Huímos rápido de allí. Aunque creo que nunca dejé de huir.
Esta vez no estaba sola.
No fue tan difícil como esperaba ni daba tanto miedo.
La ciudad dijo que atardecía, pero nosotros sabíamos que estaba amaneciendo, que aquello, a pesar de ser un descanso, era como empezar desde cero.
Claro que no nos conocíamos de nada, claro que debía estar temblando, claro que. Pero y qué.
No había nada como huír, y nadie más que él sabía apreciarlo. Nadie más que él conoció el placer de pasar del odio al amor en un instante. Y viceversa. Y era casi tan bonito como aquellos momentos de soledad que tanto escocían.
-Dime que no vamos a volver.-Me sorprendió. Sonreí. Y no respondí.-Dime que no volveré a ser yo.

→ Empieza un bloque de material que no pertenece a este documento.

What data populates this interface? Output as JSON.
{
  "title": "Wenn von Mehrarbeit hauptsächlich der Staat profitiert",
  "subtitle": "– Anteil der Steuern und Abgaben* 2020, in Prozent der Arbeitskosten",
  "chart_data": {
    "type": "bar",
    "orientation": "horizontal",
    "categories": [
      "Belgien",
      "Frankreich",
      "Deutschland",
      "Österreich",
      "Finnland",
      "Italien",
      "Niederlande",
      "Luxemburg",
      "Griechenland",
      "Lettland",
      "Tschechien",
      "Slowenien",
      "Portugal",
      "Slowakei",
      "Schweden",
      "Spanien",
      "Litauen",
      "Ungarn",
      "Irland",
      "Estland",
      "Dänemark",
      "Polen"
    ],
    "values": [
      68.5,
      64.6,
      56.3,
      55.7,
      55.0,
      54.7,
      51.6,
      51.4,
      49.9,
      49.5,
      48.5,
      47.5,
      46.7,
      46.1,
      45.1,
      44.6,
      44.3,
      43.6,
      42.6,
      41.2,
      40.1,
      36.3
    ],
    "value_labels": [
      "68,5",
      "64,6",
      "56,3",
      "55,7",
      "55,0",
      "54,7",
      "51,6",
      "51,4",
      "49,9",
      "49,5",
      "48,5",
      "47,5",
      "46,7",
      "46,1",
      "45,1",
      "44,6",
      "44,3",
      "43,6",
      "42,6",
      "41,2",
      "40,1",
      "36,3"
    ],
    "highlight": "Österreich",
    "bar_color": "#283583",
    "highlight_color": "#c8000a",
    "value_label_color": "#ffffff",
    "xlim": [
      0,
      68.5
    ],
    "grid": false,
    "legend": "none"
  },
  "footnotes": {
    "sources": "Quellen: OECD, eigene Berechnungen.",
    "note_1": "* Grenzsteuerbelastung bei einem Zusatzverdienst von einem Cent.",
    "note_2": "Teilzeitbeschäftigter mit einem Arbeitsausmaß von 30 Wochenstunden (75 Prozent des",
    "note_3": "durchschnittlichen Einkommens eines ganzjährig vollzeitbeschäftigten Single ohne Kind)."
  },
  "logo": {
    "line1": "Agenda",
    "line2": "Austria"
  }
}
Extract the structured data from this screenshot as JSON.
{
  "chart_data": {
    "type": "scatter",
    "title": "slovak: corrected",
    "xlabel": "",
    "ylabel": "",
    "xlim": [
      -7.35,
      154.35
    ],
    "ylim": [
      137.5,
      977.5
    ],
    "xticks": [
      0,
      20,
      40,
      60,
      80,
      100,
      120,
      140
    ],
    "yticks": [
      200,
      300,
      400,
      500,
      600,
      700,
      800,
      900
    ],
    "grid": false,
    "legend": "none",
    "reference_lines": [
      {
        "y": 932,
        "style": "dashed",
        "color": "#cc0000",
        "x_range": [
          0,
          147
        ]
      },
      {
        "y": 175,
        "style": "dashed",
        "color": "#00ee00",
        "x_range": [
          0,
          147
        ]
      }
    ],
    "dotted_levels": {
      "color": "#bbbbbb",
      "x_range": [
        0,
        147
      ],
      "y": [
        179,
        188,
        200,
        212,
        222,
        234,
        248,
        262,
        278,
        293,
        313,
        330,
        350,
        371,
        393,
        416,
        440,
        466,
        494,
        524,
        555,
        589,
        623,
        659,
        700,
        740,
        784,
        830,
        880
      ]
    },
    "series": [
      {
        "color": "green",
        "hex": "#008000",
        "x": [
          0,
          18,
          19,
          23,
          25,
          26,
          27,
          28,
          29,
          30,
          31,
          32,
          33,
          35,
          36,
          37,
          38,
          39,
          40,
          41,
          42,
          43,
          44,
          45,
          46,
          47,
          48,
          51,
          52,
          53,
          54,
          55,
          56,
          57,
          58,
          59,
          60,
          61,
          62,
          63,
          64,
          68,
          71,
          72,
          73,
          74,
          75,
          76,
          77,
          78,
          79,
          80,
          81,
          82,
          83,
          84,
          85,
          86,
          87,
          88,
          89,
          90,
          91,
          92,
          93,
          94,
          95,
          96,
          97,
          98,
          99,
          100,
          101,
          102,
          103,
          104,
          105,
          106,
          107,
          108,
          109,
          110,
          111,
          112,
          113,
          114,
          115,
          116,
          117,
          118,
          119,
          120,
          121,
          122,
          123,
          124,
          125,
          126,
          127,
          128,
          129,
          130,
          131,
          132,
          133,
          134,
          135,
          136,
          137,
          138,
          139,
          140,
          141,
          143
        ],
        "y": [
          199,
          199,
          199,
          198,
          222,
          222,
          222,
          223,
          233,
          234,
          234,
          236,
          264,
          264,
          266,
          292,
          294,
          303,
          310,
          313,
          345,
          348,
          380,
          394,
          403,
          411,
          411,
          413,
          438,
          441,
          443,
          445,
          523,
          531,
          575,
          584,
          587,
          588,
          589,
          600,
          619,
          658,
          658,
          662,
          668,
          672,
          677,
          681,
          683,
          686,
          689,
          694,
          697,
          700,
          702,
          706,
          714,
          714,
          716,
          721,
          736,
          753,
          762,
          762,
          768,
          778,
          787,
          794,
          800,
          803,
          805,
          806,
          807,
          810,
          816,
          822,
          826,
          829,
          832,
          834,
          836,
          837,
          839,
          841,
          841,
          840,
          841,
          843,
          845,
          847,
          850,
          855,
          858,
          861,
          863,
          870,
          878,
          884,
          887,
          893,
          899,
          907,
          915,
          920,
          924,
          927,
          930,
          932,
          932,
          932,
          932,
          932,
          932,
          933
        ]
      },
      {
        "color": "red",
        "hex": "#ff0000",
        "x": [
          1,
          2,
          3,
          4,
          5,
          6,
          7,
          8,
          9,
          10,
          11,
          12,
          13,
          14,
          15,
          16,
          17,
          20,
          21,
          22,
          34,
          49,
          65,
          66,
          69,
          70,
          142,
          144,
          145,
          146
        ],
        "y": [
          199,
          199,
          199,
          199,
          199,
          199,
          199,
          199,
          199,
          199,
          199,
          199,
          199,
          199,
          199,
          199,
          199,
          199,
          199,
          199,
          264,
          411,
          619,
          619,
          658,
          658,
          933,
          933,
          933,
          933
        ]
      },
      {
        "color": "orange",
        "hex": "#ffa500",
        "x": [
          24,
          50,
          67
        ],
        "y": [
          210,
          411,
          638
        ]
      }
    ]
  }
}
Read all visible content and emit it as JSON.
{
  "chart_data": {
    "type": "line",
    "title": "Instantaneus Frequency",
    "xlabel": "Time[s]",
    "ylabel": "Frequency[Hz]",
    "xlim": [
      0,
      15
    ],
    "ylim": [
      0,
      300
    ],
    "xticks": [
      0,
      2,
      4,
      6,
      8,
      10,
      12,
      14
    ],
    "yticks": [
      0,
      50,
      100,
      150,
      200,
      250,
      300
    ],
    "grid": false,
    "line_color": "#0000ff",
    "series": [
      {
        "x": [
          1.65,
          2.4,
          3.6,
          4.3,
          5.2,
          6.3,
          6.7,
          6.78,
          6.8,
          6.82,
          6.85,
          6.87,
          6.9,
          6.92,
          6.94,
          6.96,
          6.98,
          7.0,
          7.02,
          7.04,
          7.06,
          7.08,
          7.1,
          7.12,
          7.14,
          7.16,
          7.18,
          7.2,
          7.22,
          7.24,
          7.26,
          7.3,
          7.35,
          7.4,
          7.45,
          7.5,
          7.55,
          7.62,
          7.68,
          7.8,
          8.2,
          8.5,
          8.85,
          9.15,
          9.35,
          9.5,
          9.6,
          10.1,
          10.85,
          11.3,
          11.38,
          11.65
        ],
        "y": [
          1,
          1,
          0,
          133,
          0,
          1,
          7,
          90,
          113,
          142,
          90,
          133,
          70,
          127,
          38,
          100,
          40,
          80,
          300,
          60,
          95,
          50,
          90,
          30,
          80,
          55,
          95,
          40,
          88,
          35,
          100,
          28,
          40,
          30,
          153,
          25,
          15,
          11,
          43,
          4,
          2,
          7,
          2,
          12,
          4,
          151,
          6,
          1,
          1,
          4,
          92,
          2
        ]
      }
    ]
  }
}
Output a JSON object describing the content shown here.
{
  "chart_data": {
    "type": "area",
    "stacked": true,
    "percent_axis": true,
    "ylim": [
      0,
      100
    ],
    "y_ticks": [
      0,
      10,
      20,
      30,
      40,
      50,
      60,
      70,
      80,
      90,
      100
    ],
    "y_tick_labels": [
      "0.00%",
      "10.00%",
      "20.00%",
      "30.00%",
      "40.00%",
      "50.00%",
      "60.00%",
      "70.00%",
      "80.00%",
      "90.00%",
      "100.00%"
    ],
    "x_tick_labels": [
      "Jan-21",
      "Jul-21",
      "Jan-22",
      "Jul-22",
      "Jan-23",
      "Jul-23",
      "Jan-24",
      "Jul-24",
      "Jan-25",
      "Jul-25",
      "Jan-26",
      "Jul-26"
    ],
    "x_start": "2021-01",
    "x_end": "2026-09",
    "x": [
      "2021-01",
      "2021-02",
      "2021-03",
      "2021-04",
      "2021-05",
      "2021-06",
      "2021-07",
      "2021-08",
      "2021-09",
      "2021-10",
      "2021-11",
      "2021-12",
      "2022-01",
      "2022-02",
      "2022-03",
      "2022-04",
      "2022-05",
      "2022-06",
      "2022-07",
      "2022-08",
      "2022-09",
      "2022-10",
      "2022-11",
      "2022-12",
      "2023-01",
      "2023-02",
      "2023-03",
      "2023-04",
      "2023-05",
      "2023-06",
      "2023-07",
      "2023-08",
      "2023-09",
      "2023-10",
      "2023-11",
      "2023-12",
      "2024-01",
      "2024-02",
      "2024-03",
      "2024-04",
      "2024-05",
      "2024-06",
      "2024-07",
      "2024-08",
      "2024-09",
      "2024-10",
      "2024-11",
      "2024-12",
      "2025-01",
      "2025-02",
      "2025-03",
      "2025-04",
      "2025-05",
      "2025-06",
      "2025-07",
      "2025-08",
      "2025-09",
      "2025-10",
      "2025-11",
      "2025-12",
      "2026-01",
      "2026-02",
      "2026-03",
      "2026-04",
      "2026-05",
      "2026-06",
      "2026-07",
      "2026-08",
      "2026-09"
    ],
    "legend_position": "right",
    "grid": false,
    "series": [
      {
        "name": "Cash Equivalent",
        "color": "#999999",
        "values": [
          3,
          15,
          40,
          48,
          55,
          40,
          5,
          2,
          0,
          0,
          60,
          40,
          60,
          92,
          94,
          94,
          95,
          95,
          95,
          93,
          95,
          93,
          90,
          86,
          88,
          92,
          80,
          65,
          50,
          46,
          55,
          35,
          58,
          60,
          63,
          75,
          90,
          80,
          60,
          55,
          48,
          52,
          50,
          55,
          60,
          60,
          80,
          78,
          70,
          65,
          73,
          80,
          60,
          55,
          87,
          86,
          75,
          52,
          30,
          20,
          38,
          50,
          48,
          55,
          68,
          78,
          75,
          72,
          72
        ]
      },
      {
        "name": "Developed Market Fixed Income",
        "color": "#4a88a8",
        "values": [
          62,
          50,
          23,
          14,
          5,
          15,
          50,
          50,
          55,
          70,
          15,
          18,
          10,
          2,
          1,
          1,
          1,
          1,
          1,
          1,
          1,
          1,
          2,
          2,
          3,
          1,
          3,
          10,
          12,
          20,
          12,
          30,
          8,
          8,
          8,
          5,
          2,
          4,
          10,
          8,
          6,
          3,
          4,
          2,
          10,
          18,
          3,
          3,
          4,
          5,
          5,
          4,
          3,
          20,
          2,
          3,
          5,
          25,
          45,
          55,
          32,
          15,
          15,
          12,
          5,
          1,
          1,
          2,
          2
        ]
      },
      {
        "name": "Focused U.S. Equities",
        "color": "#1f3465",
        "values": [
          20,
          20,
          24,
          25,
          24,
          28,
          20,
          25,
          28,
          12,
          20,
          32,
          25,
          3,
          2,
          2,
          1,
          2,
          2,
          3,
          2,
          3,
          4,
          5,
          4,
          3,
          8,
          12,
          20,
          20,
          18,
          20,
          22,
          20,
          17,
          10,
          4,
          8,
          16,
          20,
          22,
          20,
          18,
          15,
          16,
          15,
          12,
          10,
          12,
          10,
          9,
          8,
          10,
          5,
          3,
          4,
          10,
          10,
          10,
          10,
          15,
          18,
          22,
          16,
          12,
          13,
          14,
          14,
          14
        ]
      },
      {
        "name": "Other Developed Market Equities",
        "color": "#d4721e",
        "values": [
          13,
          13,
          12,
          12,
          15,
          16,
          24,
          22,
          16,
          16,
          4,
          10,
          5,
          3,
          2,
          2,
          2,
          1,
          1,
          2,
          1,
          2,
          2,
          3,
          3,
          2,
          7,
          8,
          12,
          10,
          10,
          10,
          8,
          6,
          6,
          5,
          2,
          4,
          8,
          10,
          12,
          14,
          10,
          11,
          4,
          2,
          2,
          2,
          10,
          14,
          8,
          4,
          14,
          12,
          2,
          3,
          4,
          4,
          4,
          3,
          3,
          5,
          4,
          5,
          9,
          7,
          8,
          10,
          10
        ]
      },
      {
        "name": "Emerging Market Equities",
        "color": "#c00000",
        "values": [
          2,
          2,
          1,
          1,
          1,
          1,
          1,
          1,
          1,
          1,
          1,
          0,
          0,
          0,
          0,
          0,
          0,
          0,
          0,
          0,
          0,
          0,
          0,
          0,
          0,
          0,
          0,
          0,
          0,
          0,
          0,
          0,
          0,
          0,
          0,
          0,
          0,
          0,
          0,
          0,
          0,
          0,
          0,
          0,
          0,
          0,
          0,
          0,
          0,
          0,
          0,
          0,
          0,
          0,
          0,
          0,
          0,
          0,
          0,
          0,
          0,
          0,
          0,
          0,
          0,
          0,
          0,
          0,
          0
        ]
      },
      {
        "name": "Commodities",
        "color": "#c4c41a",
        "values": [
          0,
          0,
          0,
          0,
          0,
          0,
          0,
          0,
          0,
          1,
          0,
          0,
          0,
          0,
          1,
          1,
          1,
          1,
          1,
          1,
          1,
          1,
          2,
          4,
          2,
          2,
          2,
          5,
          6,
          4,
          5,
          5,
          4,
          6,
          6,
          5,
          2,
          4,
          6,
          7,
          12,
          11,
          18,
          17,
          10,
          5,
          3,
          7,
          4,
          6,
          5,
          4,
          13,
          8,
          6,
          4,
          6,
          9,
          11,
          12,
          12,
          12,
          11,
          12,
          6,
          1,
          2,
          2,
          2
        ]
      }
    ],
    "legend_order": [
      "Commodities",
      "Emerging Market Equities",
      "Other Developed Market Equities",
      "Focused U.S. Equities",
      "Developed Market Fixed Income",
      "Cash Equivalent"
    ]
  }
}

Quería prometerle que no volvería a hacer daño a nadie, ni a sí mismo. Quería prometerle que aquellas no iban a ser las únicas horas en las que íbamos a confiar el uno en el otro, que habrían muchos más días.
Quería prometerle.
Que no eramos errores, que merecíamos estar allí, entre toda esa gente, ignorando lo mucho que los odiabamos, que nos odiaban sin saberlo.
-Si esto fuera infinito no sería mágico.
Y un carrusel, una librería, algodón de azúcar y videojuegos en centros comerciales.
Pero era demasiado mágico para ser infinito.
Y comenzó a atardecer y se notaba más dentro que fuera. Y anocheció y dolió más dentro que fuera. Porque nada escapó.
Atamos fuerte esos sentimientos y los escondimos dentro.
Y volvimos a ser dos que se odian, que los odian, que nos odian.